UPDATE–An interesting wrinkle suggested by Uwe. If employers had to put the amount they spend on health insurance on the employees’ W2 would they put the average they spend, or what they actually spend per employee? Anyone who’s bought health insurance knows that a typical small company is quoted the amount per employee, so a 50 yr old person with a family costs a whole lot more than a 20-something single. Of course most employees don’t realize that. But to take this to its logical extreme for self-insured companies, "premium" costs per se don’t exist. Instead costs are exactly equal to the actual costs of care for each employee. So should their employees see the total amount spent on their care, and then be taxed on that? If you have a $100,000 hospital stay, should you pay tax on that money? More interesting conundrums to be worked out here too.
Adam. Insightful comment indeed. But no one (apart from Eric, Abby, me and you) seems to want to know about that debate. I do think changing the housing market is very touch, and it’s one of the few things that we spend a lot more on than health care (if you count in servicing mortgage debt and rent).
Mortgage and state-tax deductibility reform unlikely given powerful coalition of real estate industry and blue-state white collar workers.
There are 1+ million real estate agents out there (not to mention mortgage brokers, bankers, home builders, etc..) who stand ready and willing to stop any changes in mortgage interest deduction policy. Furthermore, blue state white collars get the big mortgage and state tax deductions, and they’ll trade pretty much anything to keep them (ie, supreme court nominees, ANWAR drilling, war in Iraq).
So, toss that one out.
Therefore, the solution is more likely to focus on health care deductibility.

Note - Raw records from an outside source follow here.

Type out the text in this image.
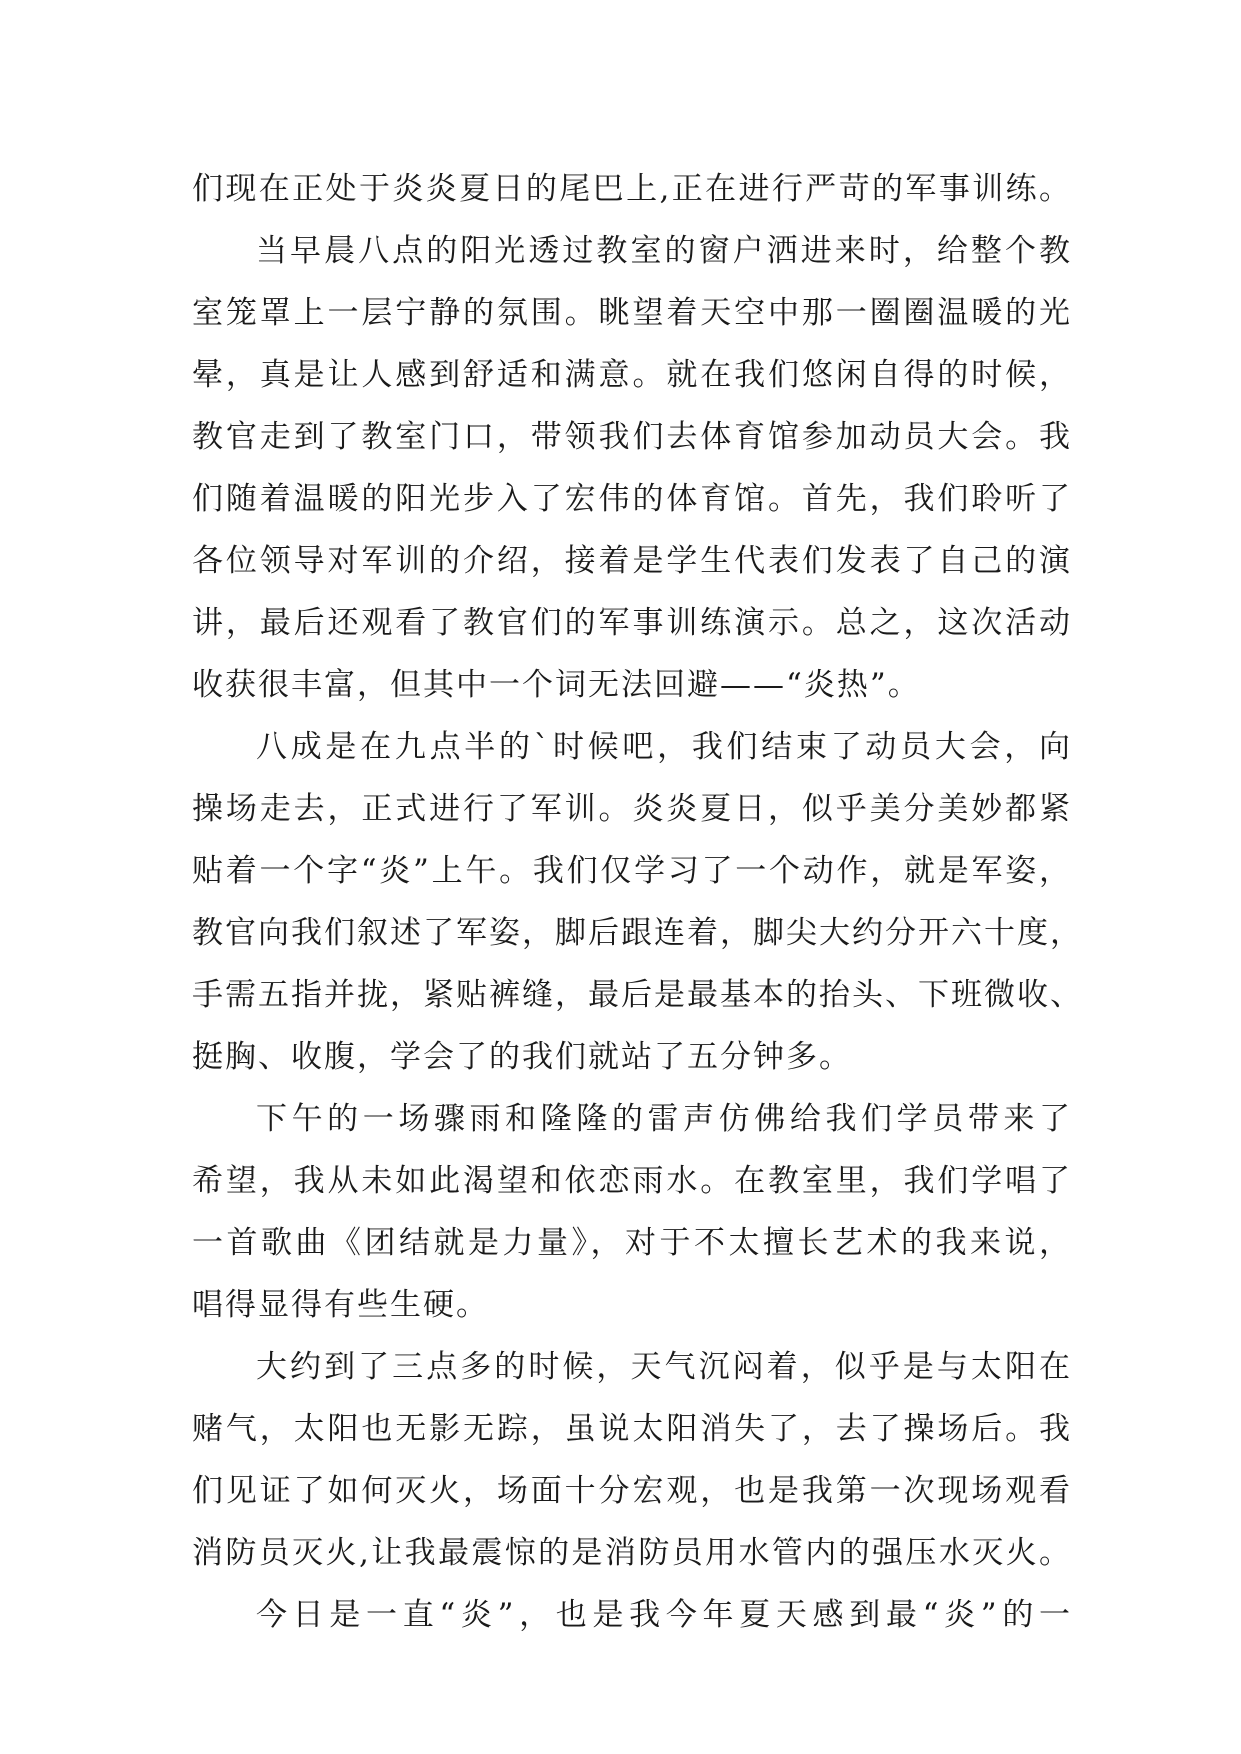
们现在正处于炎炎夏日的尾巴上,正在进行严苛的军事训练。
当早晨八点的阳光透过教室的窗户洒进来时，给整个教
室笼罩上一层宁静的氛围。眺望着天空中那一圈圈温暖的光
晕，真是让人感到舒适和满意。就在我们悠闲自得的时候，
教官走到了教室门口，带领我们去体育馆参加动员大会。我
们随着温暖的阳光步入了宏伟的体育馆。首先，我们聆听了
各位领导对军训的介绍，接着是学生代表们发表了自己的演
讲，最后还观看了教官们的军事训练演示。总之，这次活动
收获很丰富，但其中一个词无法回避——“炎热”。
八成是在九点半的`时候吧，我们结束了动员大会，向
操场走去，正式进行了军训。炎炎夏日，似乎美分美妙都紧
贴着一个字“炎”上午。我们仅学习了一个动作，就是军姿，
教官向我们叙述了军姿，脚后跟连着，脚尖大约分开六十度，
手需五指并拢，紧贴裤缝，最后是最基本的抬头、下班微收、
挺胸、收腹，学会了的我们就站了五分钟多。
下午的一场骤雨和隆隆的雷声仿佛给我们学员带来了
希望，我从未如此渴望和依恋雨水。在教室里，我们学唱了
一首歌曲《团结就是力量》，对于不太擅长艺术的我来说，
唱得显得有些生硬。
大约到了三点多的时候，天气沉闷着，似乎是与太阳在
赌气，太阳也无影无踪，虽说太阳消失了，去了操场后。我
们见证了如何灭火，场面十分宏观，也是我第一次现场观看
消防员灭火,让我最震惊的是消防员用水管内的强压水灭火。
今日是一直“炎”，也是我今年夏天感到最“炎”的一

This break actually costs the treasury more than the mortgage one. Furthermore, I don’t see any strong constituencies in favor of the status quo. Yes, corporates would like to keep it, but they’ll give it up in exchange for plums like accelerated depreciation. Also, this issue is “purple” (ie, red and blue if I remember my colors correctly), so less like to get strong geographic resistance.
The question we must, therefore, ask is what will replace the current employer-sponsored “system”. I don’t know, but it’s worth thinking about if only because that’s where change is most likely to occur.
Mostly their proposals do benefit the rich, because they are limiting taxes on capital so much. They suggest cutting the top marginal rate to 33% and raising the 10% rate to 15%.
They do suggest something good on the home mortgage front. In addition to limiting the mortgage interest stuff to the interest on a more average home, they were also planning to change it from a credit to a deduction. 15% of the interest spent on a home would be credited. This is important, because it means that it doesn’t disproportionately benefit the well off in two ways. 1.) The value of a deduction is worth more to the well-off, because their marginal rates are higher. Thsi gives everyone the same 15% credit. 2.) It applies to people who don’t make enough to itemize their deductions.
Fat chance any of this will pass though.